The Fraternity and Sorority Political Action Committee has stated its support for several issues.
- The Fraternity and Sorority Political Action Committee (FSPAC) supports passage of the Collegiate Housing and Infrastructure Act, which would allow charitable contributions to be used to make infrastructure improvements to existing fraternity housing and to construct new fraternity housing.
- FSPAC has said it supports legislation to make students convicted of felony hazing ineligible to receive federal financial aid. At the same time, however, it opposes measures that would strip financial aid from persons "officially sanctioned" by a university, but not criminally convicted, of hazing.
- FSPAC seeks to protect the current statutory exemption of Greek-letter organizations from U.S. Title IX requirements.

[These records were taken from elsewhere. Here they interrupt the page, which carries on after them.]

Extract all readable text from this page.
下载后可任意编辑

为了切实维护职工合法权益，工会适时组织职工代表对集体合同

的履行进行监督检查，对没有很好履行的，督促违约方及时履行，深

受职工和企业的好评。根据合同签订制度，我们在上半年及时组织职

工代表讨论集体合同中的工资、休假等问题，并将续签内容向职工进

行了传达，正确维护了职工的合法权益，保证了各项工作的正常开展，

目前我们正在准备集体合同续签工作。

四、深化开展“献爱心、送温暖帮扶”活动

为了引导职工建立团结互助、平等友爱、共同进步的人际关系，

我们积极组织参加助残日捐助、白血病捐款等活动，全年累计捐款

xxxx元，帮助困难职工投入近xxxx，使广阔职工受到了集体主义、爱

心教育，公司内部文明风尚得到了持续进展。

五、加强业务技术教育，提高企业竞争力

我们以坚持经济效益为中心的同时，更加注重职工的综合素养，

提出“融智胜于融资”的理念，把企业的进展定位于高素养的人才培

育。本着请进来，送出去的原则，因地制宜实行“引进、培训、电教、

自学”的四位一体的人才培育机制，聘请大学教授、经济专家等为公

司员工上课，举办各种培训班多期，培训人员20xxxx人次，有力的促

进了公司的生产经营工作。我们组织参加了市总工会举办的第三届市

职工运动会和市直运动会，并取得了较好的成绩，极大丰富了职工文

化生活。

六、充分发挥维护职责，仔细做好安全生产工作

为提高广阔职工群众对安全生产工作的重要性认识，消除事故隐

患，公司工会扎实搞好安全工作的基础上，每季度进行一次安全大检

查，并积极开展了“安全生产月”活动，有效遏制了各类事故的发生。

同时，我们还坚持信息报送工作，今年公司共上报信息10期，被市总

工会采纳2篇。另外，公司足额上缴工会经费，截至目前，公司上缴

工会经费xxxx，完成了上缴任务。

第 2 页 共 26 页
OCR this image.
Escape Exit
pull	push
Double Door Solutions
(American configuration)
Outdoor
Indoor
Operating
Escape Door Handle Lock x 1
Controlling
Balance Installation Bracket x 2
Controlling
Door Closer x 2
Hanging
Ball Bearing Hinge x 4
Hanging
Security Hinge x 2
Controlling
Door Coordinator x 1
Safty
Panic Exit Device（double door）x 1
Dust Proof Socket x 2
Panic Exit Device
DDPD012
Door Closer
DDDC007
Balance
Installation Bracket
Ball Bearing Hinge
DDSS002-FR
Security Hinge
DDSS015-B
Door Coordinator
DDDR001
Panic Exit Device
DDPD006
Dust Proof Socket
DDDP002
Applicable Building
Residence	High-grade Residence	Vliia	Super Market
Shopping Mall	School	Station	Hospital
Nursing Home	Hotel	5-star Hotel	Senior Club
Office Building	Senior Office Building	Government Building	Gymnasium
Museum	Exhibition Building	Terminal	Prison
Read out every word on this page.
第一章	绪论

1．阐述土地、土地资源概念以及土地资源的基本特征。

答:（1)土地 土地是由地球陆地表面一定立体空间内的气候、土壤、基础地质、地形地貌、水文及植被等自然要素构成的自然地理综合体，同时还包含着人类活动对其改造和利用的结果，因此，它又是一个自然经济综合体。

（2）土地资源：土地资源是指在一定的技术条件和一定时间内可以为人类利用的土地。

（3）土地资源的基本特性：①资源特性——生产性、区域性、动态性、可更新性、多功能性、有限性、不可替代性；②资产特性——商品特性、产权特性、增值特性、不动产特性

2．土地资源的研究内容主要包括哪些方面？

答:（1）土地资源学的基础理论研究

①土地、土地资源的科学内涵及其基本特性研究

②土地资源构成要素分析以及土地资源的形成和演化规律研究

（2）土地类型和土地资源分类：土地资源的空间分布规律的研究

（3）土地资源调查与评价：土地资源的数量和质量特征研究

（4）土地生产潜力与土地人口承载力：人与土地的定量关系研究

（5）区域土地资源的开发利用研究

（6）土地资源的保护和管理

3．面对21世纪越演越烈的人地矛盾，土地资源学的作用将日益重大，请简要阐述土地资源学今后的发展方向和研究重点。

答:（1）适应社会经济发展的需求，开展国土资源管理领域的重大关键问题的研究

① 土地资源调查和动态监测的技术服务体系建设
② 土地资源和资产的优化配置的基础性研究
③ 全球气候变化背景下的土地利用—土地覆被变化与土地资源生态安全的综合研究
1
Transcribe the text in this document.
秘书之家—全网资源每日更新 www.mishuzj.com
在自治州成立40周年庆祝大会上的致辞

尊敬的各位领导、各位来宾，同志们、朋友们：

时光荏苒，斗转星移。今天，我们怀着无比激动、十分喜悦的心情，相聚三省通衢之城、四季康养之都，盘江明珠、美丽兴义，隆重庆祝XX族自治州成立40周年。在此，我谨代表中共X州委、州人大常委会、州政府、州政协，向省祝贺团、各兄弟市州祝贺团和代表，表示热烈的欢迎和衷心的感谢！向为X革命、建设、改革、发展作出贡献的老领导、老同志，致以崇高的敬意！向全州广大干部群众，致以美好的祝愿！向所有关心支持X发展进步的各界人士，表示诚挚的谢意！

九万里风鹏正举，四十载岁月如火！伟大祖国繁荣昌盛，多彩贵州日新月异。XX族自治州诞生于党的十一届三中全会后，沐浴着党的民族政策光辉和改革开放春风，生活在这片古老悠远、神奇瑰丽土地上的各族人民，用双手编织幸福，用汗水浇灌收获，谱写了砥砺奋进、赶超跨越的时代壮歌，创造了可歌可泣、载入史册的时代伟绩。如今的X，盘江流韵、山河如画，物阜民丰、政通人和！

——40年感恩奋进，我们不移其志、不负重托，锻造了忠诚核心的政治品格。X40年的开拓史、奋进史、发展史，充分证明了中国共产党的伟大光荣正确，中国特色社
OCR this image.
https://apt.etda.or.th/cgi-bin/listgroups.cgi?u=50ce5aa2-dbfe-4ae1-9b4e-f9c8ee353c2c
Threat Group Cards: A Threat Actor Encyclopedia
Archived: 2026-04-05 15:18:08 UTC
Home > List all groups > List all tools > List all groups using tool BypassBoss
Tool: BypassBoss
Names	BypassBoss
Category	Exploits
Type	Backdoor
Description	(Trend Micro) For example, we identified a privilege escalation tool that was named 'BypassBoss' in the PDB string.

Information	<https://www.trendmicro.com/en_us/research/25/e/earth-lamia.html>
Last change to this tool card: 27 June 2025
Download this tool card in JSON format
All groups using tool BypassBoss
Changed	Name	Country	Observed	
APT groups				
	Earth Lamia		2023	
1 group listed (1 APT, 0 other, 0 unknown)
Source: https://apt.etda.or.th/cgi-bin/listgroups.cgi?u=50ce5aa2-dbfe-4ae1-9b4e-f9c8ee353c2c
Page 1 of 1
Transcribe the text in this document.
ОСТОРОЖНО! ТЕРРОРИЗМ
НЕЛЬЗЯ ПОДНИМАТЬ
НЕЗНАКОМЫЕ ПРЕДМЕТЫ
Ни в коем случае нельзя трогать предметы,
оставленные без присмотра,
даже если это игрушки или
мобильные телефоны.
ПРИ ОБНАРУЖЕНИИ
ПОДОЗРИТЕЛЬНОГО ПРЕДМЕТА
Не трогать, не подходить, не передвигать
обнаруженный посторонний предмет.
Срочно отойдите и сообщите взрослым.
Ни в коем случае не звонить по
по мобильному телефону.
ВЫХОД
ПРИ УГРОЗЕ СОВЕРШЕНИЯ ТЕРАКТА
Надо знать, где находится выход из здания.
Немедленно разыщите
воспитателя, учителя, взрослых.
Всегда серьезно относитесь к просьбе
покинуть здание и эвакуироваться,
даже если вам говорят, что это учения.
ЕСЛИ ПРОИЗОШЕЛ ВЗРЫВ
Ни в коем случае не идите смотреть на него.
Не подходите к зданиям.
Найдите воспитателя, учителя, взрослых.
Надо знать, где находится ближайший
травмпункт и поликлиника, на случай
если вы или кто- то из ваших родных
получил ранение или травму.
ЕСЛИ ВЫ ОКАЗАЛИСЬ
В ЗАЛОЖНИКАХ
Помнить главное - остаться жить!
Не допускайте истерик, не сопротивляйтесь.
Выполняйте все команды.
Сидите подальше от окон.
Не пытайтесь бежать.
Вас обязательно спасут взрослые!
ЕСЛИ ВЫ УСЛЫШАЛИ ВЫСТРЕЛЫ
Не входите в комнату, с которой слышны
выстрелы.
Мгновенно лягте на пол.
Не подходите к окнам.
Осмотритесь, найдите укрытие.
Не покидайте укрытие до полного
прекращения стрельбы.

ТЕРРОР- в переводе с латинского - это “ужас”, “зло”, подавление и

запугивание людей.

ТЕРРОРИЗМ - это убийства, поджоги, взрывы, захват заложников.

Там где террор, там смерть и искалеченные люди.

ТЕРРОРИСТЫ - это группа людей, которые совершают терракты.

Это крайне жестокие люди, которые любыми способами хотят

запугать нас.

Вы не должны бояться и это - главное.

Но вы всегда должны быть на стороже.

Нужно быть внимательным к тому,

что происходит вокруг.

- The organization supported the College Fire Prevention Act, which included privately owned fraternity housing in a program of federal matching grants to install life safety equipment on university campuses.
- FSPAC has also stated it seeks to increase the number of fraternity and sorority members serving in the U.S. Congress (currently about 25-percent of members of the U.S. House of Representatives and 40-percent of members of the U.S. Senate).